We talk cake with Jo Verney who helps run one of Whitstable’s most socially conscious projects at the Umbrella Cafe…
The Umbrella Café has been open for five years in Oxford Street’s Umbrella Centre. For some it is a place to enjoy a meal or a coffee. For others, it is shelter from the storm. We talk to Jo, CEO of the cafe and a former nurse about the joys and challenges of running an incorporated social enterprise during a tumultuous year.
Why does Whitstable, one of the most affluent areas of Kent need a venue to support food poverty? Jo replies:
‘There are some areas in Whitstable which have pockets of deprivation.
“ The issue is one of hidden poverty. . .]
Yes, Whitstable High Street is affluent but there are quite of lot of families and older people facing poverty and isolation. Older people can be particularly isolated…we are supporting the community with both issues.’
A tumultuous year
We do not need to be reminded but 2020 has shaped up to be one of the most devastating years of recent memory. With thousands of people losing their jobs to Covid 19 there are reports of increasing food poverty. Has the pandemic exacerbated food insecurity? Jo says:
‘It has definitely made certain hard to reach groups of people more visible. But there is now greater connectivity between community groups. People were already experiencing poverty prior to the pandemic but people who were previously working have now lost their jobs. The percentage of those in this new group now make up approximately 15-20 per cent.’
It’s a troubling figure and you might be wondering what you can do to help during such drastic times. Jo suggests:
‘People can volunteer their time by working in the Umbrella Café or in the pantry, they can help pick up surplus food from supermarkets, they can raise awareness on social media, or they can help with revenue and funding.’ It needn’t be too much effort because Jo says:
“ Just buying tea and cakes in the café can help. . .]
This sounds good to us!
Bringing people together
Jo elaborates further about her efforts to supporting community projects:
‘I lived in London previously and I loved this idea of bring people together, I noticed a gap in Whitstable and always enjoyed getting involved with community projects…I leapt at the chance to do something like this in Whitstable.’
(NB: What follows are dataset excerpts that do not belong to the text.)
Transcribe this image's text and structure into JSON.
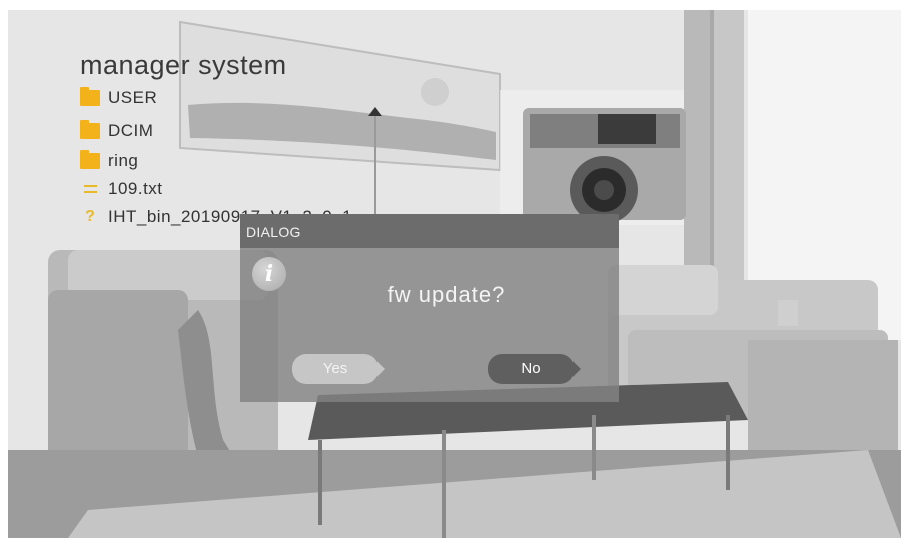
{
  "screen": {
    "title": "manager system"
  },
  "files": [
    {
      "name": "USER",
      "icon": "folder-icon"
    },
    {
      "name": "DCIM",
      "icon": "folder-icon"
    },
    {
      "name": "ring",
      "icon": "folder-icon"
    },
    {
      "name": "109.txt",
      "icon": "text-file-icon"
    },
    {
      "name": "IHT_bin_20190917_V1_2_0_1",
      "icon": "unknown-file-icon"
    }
  ],
  "dialog": {
    "header": "DIALOG",
    "icon": "info-icon",
    "message": "fw update?",
    "yes_label": "Yes",
    "no_label": "No"
  },
  "colors": {
    "folder": "#f3b21a",
    "dialog_header": "#6c6c6c",
    "no_button": "#5f5f5f",
    "yes_button": "#c6c6c6"
  }
}
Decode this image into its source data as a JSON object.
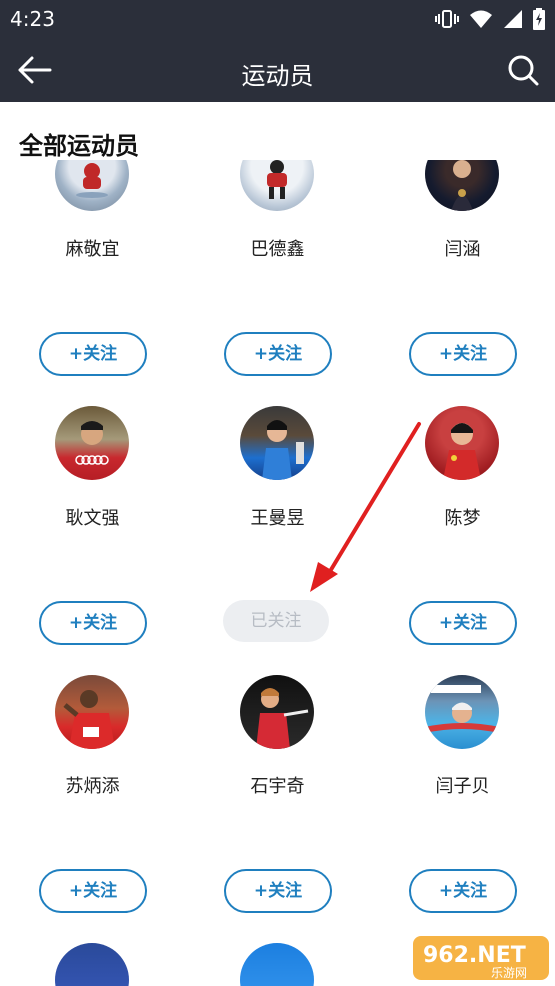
{
  "status": {
    "time": "4:23"
  },
  "header": {
    "title": "运动员"
  },
  "section": {
    "title": "全部运动员"
  },
  "athletes": [
    {
      "name": "麻敬宜",
      "button": "+关注",
      "followed": false
    },
    {
      "name": "巴德鑫",
      "button": "+关注",
      "followed": false
    },
    {
      "name": "闫涵",
      "button": "+关注",
      "followed": false
    },
    {
      "name": "耿文强",
      "button": "+关注",
      "followed": false
    },
    {
      "name": "王曼昱",
      "button": "已关注",
      "followed": true
    },
    {
      "name": "陈梦",
      "button": "+关注",
      "followed": false
    },
    {
      "name": "苏炳添",
      "button": "+关注",
      "followed": false
    },
    {
      "name": "石宇奇",
      "button": "+关注",
      "followed": false
    },
    {
      "name": "闫子贝",
      "button": "+关注",
      "followed": false
    }
  ],
  "watermark": {
    "text": "962.NET",
    "sub": "乐游网"
  },
  "colors": {
    "header_bg": "#2b2f3a",
    "accent": "#1f7fbf",
    "arrow": "#e02020"
  }
}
And although Whitstable is not experiencing the larger scale of poverty in other Kent towns she notes:
‘The existence of food banks says a lot…this need has increased over the last six months. Food banks are a sign of fractures.’
This year you may have heard of the campaign passionately helmed by 23-year-old footballer Marcus Rashford to assist with free meals for children during lockdown.
Is it unfortunate that it needed a football player to highlight the issues of hungry school children?
‘It says a lot of the current situation, it took someone who grew up in extreme poverty and a huge media campaign,’ she notes.
Exciting plans for the future
Future plans for the Umbrella Cafe include budgeting and recipe skills. How difficult is this to implement? Jo says:
‘It is one of the most difficult aspects to consider, we need to walk before we can run…we want to work on how to cook from cheaper ingredients, we are at the early planning stages.’ She adds: ‘We plan to deliver workshops,’ before noting that ‘one of our big passions is tackling food waste.’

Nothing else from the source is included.